Il n’aura plus jamais la couleur de tes yeux. Alors, je te chercherai dans le chant d’un oiseau, la beauté d’une fleur et la chaleur de la main d’un ami.

Je te chercherai partout.

 

Métronome

 

C’est en voyant tes yeux que Dieu a su choisir

Tous ces blancs, tous ces bleus, sur la palette zéphyr ;

C’est en goûtant tes larmes qu’il a fait les nuages,

C’est en pleurant tes drames qu’il a peint les orages.

 

Un battement de paupières, et il invente la nuit ;

Tes cils qui se relèvent et c’est l’aube qui s’en suit ;

Tu fais une prière et il dessine les jours ;

Un seul de tes sourires, ainsi est né l’amour.

 

Un soupir de toi et les vents de souffler ;

Une colère, un émoi, et les guerres de régner.

Voilà qu’un ange passe, et la paix a vaincu,

Ton silence et tes grâces ont raison des recrues.

 

Tu dis « je fais un vœu » et les montagnes se dressent ;

Tu lisses tes cheveux et les prairies se tressent.

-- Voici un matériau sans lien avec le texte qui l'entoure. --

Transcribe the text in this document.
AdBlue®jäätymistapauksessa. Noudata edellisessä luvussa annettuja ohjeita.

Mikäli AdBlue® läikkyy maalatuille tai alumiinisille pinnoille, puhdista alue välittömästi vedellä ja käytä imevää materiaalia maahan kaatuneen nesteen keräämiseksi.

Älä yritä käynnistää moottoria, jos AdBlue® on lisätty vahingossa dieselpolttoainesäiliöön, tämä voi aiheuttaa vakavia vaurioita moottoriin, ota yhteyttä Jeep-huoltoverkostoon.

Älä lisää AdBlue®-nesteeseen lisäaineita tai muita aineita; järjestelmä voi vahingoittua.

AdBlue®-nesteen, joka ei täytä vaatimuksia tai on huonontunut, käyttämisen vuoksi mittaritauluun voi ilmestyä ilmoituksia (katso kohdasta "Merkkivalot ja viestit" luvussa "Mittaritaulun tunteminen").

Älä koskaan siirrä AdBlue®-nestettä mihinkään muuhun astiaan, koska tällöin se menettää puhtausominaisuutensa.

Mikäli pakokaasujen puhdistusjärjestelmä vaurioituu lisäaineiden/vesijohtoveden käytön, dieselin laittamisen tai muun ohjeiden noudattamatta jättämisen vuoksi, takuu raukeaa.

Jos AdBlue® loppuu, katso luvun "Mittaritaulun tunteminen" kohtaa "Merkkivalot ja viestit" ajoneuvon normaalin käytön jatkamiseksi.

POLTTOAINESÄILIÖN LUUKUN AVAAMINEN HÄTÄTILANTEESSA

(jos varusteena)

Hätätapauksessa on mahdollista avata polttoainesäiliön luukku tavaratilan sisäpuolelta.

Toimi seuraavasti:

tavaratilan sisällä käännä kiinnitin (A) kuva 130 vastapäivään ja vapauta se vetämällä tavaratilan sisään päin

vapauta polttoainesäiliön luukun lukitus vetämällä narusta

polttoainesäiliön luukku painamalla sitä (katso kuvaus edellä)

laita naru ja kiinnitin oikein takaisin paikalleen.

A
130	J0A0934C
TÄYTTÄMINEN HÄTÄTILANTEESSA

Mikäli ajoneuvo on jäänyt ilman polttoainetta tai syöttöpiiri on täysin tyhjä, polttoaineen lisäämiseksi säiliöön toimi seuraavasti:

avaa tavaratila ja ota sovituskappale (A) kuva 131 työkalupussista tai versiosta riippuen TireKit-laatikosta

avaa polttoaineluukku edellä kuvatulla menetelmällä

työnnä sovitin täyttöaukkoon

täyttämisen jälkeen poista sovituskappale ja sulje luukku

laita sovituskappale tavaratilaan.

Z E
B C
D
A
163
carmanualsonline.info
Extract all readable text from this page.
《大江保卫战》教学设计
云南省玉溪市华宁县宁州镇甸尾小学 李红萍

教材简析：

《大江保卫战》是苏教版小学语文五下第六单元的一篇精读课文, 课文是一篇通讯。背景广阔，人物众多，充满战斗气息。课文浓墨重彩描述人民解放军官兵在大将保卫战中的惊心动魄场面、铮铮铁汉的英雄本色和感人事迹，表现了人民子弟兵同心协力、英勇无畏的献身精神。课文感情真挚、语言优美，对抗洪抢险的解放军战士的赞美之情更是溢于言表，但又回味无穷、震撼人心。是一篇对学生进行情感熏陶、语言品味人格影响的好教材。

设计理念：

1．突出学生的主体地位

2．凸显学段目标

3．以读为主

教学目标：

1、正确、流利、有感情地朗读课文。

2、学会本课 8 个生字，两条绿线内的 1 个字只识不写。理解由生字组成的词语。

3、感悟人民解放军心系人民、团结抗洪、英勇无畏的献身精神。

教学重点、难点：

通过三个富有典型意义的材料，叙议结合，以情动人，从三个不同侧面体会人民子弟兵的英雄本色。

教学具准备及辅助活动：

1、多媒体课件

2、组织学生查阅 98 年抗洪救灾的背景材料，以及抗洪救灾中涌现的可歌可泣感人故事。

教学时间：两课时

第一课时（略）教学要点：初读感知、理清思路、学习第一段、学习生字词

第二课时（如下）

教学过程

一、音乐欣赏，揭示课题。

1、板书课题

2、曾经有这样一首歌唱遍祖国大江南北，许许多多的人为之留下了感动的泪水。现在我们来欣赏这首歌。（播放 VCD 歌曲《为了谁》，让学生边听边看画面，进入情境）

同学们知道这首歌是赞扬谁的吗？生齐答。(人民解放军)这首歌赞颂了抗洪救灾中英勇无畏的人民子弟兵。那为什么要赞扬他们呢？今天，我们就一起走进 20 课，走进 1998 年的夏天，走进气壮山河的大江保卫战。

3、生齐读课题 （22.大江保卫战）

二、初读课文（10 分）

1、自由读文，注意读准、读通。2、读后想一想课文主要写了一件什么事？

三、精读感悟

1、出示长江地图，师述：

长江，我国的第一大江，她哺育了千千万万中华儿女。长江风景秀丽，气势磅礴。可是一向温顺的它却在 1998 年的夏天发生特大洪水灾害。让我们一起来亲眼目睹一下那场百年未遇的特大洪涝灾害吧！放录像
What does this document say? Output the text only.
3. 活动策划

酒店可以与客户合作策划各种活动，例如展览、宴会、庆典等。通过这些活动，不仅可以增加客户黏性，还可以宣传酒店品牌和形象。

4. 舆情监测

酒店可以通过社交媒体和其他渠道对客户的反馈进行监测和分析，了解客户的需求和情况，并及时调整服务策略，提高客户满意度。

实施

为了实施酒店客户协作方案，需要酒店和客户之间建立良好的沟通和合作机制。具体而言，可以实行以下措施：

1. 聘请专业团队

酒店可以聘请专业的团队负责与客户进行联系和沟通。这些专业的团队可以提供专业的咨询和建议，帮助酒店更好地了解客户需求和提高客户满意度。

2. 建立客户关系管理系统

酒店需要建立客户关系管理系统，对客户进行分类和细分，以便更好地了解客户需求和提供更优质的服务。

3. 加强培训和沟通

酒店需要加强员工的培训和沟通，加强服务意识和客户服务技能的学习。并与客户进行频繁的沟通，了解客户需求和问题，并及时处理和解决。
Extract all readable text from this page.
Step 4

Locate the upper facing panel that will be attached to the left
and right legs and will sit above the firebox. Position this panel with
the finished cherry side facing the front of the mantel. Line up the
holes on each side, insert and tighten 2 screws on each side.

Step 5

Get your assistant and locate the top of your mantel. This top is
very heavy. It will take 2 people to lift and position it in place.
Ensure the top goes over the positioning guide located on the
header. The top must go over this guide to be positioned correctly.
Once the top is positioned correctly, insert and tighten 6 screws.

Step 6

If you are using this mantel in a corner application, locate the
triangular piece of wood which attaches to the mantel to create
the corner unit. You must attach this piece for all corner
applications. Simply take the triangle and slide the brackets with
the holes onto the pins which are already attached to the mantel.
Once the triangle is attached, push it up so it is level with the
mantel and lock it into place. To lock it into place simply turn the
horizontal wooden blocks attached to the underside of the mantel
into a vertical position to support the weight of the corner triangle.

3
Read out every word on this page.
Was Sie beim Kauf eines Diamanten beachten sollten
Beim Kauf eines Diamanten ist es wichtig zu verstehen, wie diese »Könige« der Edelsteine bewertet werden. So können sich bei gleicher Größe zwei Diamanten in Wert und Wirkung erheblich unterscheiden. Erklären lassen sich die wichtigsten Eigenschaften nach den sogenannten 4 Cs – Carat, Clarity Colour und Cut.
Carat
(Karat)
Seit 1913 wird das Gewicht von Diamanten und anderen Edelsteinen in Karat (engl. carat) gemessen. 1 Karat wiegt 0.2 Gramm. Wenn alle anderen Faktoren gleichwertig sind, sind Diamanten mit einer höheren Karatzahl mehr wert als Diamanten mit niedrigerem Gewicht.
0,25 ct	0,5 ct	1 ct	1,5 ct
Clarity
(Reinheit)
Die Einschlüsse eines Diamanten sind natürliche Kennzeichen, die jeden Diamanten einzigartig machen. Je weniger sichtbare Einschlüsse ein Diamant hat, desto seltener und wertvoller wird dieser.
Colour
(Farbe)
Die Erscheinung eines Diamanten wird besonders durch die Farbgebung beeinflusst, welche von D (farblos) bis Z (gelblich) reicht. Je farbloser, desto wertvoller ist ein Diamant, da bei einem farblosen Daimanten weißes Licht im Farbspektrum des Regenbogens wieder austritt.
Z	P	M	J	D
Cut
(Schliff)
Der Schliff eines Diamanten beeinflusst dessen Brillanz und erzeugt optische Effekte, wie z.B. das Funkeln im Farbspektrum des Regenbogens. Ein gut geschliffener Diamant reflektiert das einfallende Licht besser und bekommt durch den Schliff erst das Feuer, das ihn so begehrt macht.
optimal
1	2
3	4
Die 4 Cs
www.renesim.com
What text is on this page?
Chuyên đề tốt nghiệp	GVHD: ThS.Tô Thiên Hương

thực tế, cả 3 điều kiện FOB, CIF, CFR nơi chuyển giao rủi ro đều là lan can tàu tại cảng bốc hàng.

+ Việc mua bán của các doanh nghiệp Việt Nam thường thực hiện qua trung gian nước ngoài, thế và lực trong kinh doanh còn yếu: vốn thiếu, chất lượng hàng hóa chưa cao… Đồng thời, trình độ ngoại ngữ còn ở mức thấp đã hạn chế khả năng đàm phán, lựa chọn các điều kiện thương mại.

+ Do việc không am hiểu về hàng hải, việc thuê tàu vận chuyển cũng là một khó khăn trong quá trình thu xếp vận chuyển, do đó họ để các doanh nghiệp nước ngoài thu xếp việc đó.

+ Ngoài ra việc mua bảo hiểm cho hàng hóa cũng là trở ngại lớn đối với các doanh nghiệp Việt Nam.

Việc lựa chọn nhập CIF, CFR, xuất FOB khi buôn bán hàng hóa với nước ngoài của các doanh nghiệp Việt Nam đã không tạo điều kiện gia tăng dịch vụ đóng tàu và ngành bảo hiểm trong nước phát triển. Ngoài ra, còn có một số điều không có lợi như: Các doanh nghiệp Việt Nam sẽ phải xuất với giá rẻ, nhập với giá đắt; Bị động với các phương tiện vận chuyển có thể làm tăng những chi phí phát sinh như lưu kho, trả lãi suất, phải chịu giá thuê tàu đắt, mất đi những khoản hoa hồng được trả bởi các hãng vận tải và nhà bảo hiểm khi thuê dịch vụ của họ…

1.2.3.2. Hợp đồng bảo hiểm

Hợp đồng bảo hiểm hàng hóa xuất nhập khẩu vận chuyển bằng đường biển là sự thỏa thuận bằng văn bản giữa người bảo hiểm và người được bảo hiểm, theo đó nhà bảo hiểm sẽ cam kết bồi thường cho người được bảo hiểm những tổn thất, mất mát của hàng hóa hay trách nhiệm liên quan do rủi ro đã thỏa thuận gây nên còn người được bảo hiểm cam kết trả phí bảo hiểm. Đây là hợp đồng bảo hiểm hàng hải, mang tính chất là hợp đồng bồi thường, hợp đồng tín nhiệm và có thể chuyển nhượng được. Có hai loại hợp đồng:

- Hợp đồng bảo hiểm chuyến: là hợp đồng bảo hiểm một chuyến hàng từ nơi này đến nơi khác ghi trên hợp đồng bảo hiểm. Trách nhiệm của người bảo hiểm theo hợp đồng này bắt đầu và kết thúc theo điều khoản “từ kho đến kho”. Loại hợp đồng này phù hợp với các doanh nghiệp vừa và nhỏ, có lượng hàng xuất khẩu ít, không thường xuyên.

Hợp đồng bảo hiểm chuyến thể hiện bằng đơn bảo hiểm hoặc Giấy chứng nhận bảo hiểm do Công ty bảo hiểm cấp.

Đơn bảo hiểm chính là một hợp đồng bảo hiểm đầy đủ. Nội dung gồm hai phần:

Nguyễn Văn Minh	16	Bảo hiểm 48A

En t’écoutant parler, les océans sont nés,

Du flux de tes pensées, les mers se sont créées.

 

Quand le merle parfois ose une mélodie,

C’est le son de ta voix qu’il double, qu’il copie

Et c’est pour toi qu’il chante, dans les longs soirs d’été,

Il caresse de son air, les fleurs et les blés.

 

Quand ton absence cogne dans mon cœur métronome,

C’est dans un champ, un pré que je reviens chercher

Des bouts de toi, des vents, des baisers, des caresses

Et je pose ma tête sur la terre qui te berce.

 

1er février 2003

Premières neiges de l’hiver. Je me souviens de nous, de nos vacances en Haute-savoie. Chaque année, à peu près à cette époque.

Tu avais un long manteau blanc. Tu étais belle. Tu as toujours été belle.

Nous marchions chaque jour à travers les rues de la station et puis sur ce sentier que l’on nomme ‘Le Calvaire’.

On s’arrêtait dans un hameau tout en bois, un petit havre de paix où les promeneurs venaient se restaurer, manger des tartes à la myrtille et boire des chocolats ou un verre de vin chaud.

J’étais heureuse et je ne le savais pas.
Les flocons s’écrasent sur les velux de mon appartement. Ils fondent en larmes. Je reste là, à les regarder et je pense à toi…

 

2 février 2003

Je suis passée à la maison ce matin. Ta maison.
J’ai caressé au hasard quelques objets sur lesquels ta main s’était posée tant de fois.

J’ai fermé les yeux.

J’ai fermé les yeux et j’ai pleuré. Mais tu n’étais pas là pour me consoler.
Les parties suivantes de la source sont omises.